Movements (Sacred Dances)

   

Sacred dances have a special place in the teaching of Gurdjieff. He recognized that human beings are creatures of habit and that it is difficult to realize, without special conditions, the extent to which we act automatically. The special conditions created by the properly guided study of his Sacred Dances, or Movements can allow us to see ourselves more fully, and can provide a direct experience of possibilities within ourselves beyond those to which we have become habituated. After some time of study, the Movements, together with other forms of work, may support a quite extraordinary search within.

 

The Movements are a means of developing the mind and the feelings as well as the body. The dances contain knowledge and constitute an expression of the ideas in another form. They are spiritual exercises, to be encountered along with a study of the application of the ideas in the context of work with a group. Without that support, the Movements lose much, if not all, of their meaning.

 

Mr.

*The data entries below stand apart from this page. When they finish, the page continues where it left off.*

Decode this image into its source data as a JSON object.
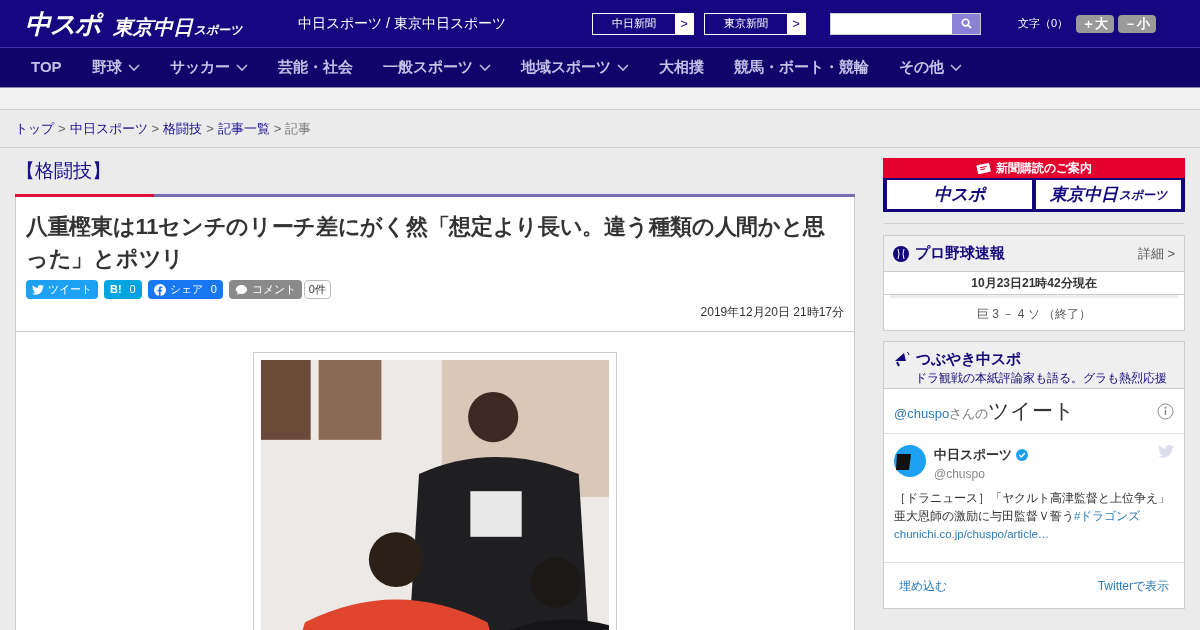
{
  "header": {
    "logo": "中スポ",
    "logo2": "東京中日",
    "logo2_small": "スポーツ",
    "site_title": "中日スポーツ / 東京中日スポーツ",
    "links": [
      {
        "label": "中日新聞",
        "arrow": ">"
      },
      {
        "label": "東京新聞",
        "arrow": ">"
      }
    ],
    "font_size": {
      "label": "文字（0）",
      "buttons": [
        "＋大",
        "－小"
      ]
    }
  },
  "nav": [
    {
      "label": "TOP",
      "dropdown": false
    },
    {
      "label": "野球",
      "dropdown": true
    },
    {
      "label": "サッカー",
      "dropdown": true
    },
    {
      "label": "芸能・社会",
      "dropdown": false
    },
    {
      "label": "一般スポーツ",
      "dropdown": true
    },
    {
      "label": "地域スポーツ",
      "dropdown": true
    },
    {
      "label": "大相撲",
      "dropdown": false
    },
    {
      "label": "競馬・ボート・競輪",
      "dropdown": false
    },
    {
      "label": "その他",
      "dropdown": true
    }
  ],
  "breadcrumb": [
    {
      "label": "トップ",
      "link": true
    },
    {
      "label": "中日スポーツ",
      "link": true
    },
    {
      "label": "格闘技",
      "link": true
    },
    {
      "label": "記事一覧",
      "link": true
    },
    {
      "label": "記事",
      "link": false
    }
  ],
  "category": "【格闘技】",
  "article": {
    "title": "八重樫東は11センチのリーチ差にがく然「想定より長い。違う種類の人間かと思った」とポツリ",
    "share": [
      {
        "kind": "twitter",
        "label": "ツイート"
      },
      {
        "kind": "hatena",
        "label": "B!",
        "count": "0"
      },
      {
        "kind": "facebook",
        "label": "シェア",
        "count": "0"
      },
      {
        "kind": "comment",
        "label": "コメント"
      }
    ],
    "comment_count": "0件",
    "date": "2019年12月20日 21時17分"
  },
  "subscribe": {
    "title": "新聞購読のご案内",
    "logos": [
      "中スポ",
      "東京中日"
    ],
    "logo_small": "スポーツ"
  },
  "baseball": {
    "title": "プロ野球速報",
    "detail": "詳細 >",
    "updated": "10月23日21時42分現在",
    "score": "巨 3 － 4 ソ （終了）"
  },
  "tweets": {
    "title": "つぶやき中スポ",
    "subtitle": "ドラ観戦の本紙評論家も語る。グラも熱烈応援",
    "handle": "@chuspo",
    "handle_suffix": "さんの",
    "heading": "ツイート",
    "name": "中日スポーツ",
    "user": "@chuspo",
    "text": "［ドラニュース］「ヤクルト高津監督と上位争え」亜大恩師の激励に与田監督Ｖ誓う",
    "hashtag": "#ドラゴンズ",
    "link": "chunichi.co.jp/chuspo/article…",
    "embed": "埋め込む",
    "view": "Twitterで表示"
  }
}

Gurdjieff introduced these dances first to a group of people studying with him in Tiflis in 1919, and taught them until his car accident in 1924. Later, in the 1930's he again started teaching these dances and introduced many new movements. Great care is now taken to transmit them as they were given without embellishment or distortions.

 

The only publicly available demonstration of Movements is in a film made by the acclaimed theatre and film director, Peter Brook, entitled "Meetings with Remarkable Men", a film based on the semi-autobiographical book of the same name by Gurdjieff.